In the United States, the remixed version of the song reached number one on the Billboard Dance/Disco Club Play chart and number three on the Billboard Hot 100. In the United Kingdom and West Germany, the song reached number two, while in Canada, it peaked at number one. The single returned to the Billboard charts in 2015, where it peaked at number 17 on the Dance/Electronic Digital Songs chart.

==Background==
Instrumentalist John Smith would try to write songs in batches of 10 and have two a week ready for rehearsals in Portland, Oregon. He bought a new Teac-3440 4-track recorder in 1983, and "I Can't Wait" was one of the first songs he recorded on it. He scribbled out the lyrics in fifteen minutes as the band was loading up gear to go to rehearse it, and his wife, singer Valerie Day, approved.

==Critical reception==
John Leland's writeup in a Spin magazine column wrote about the single, saying: "You can listen to this record as many times as you want and still not have any strong impressions that human beings actually made it. In other words, it's the perfect disco record."

==Music video==
The music video was directed by Jim Blashfield. It contains animations and has a hint of the very surreal. The plot has Valerie Day singing the song sitting at a desk, repairing a coffeepot, while tools and other oddities pass into the frame and out again. Her dog sits nearby, wearing sunglasses.

==Personnel==
Personnel are taken from the liner notes of the Tha's Right album.
- Valerie Day – lead vocals, congas, percussion
- John Smith – guitars
- Mark Bosnian – keyboards, vocals
- Danny Schauffler – tenor saxophone
- Lewis Livermore – trumpet
- Gary Fountaine – bass guitar
- Peter K. Williams – drums
- Shannon Day, Lori Lamphear-Rosenfeld – backing vocals
- Nate Phillips – Moog bass

==Charts==

===Weekly charts===

| Chart (1986) | Peak position |
|---|---|
| Australia (Kent Music Report) | 11 |
| Austria (Ö3 Austria Top 40) | 16 |
| Belgium (Ultratop 50 Flanders) | 9 |
| Canada Retail Singles (The Record) | 2 |
| Canada Top Singles (RPM) | 1 |
| Europe (European Hot 100 Singles) | 6 |
| France (SNEP) | 24 |
| Ireland (IRMA) | 10 |
| Netherlands (Dutch Top 40) | 11 |
| Netherlands (Single Top 100) | 9 |
| New Zealand (Recorded Music NZ) | 3 |
| Switzerland (Schweizer Hitparade) | 4 |
| UK Singles (Official Charts) | 2 |
| US Billboard Hot 100 | 3 |
| US 12-inch Singles Sales (Billboard) | 2 |
| US Adult Contemporary (Billboard) | 38 |
| US Dance/Disco Club Play (Billboard) | 1 |
| US Hot Black Singles (Billboard) | 2 |
| West Germany (GfK) | 2 |

===Year-end charts===

| Chart (1986) | Rank |
|---|---|
| Australia (Kent Music Report) | 66 |
| Canada Top Singles (RPM) | 9 |
| Europe (European Hot 100 Singles) | 29 |
| Netherlands (Dutch Top 40) | 95 |
| New Zealand (RIANZ) | 17 |
| UK Singles (OCC) | 38 |
| US Billboard Hot 100 | 26 |
| West Germany (Media Control) | 23 |

==Certifications==

| Region | Certification | Certified units/sales |
| Canada (Music Canada) | Gold | 50,000^{^} |
| United Kingdom (BPI) | Silver | 250,000^{^} |
| United States (RIAA) | Gold | 500,000^{^} |
^{^} Shipments figures based on certification alone.

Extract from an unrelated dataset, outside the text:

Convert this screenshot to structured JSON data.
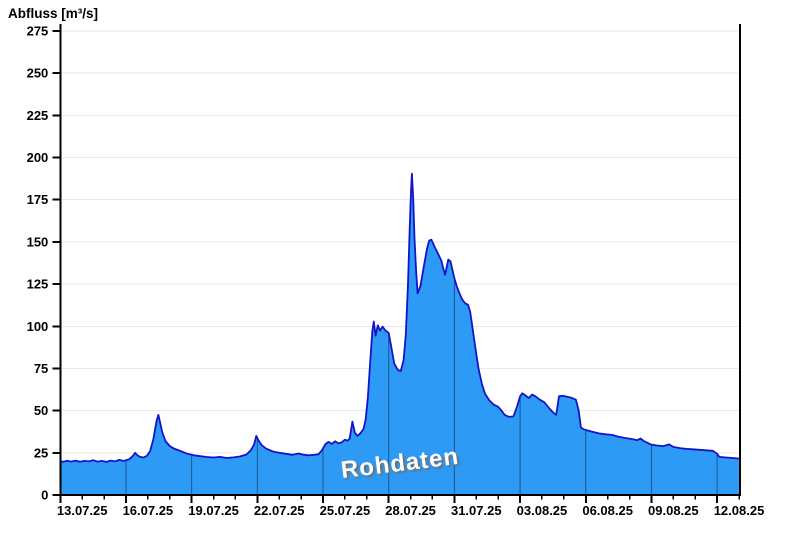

==Cover version and samples==
- The song was covered in 2002 by the UK garage girl group Ladies First. It was a UK top 20 hit, reaching number 19.
- The song was sampled by American singer Vanessa Williams for her 1997 song "Happiness".
- The song was sampled by American rapper Mann for his 2010 song "Buzzin".
- French DJ and producer Bob Sinclar remixed the song in 2026, featuring vocals from Canadian singer Kiesza. It came out 40 years after the original, with a tempo increasing to 126 BPM.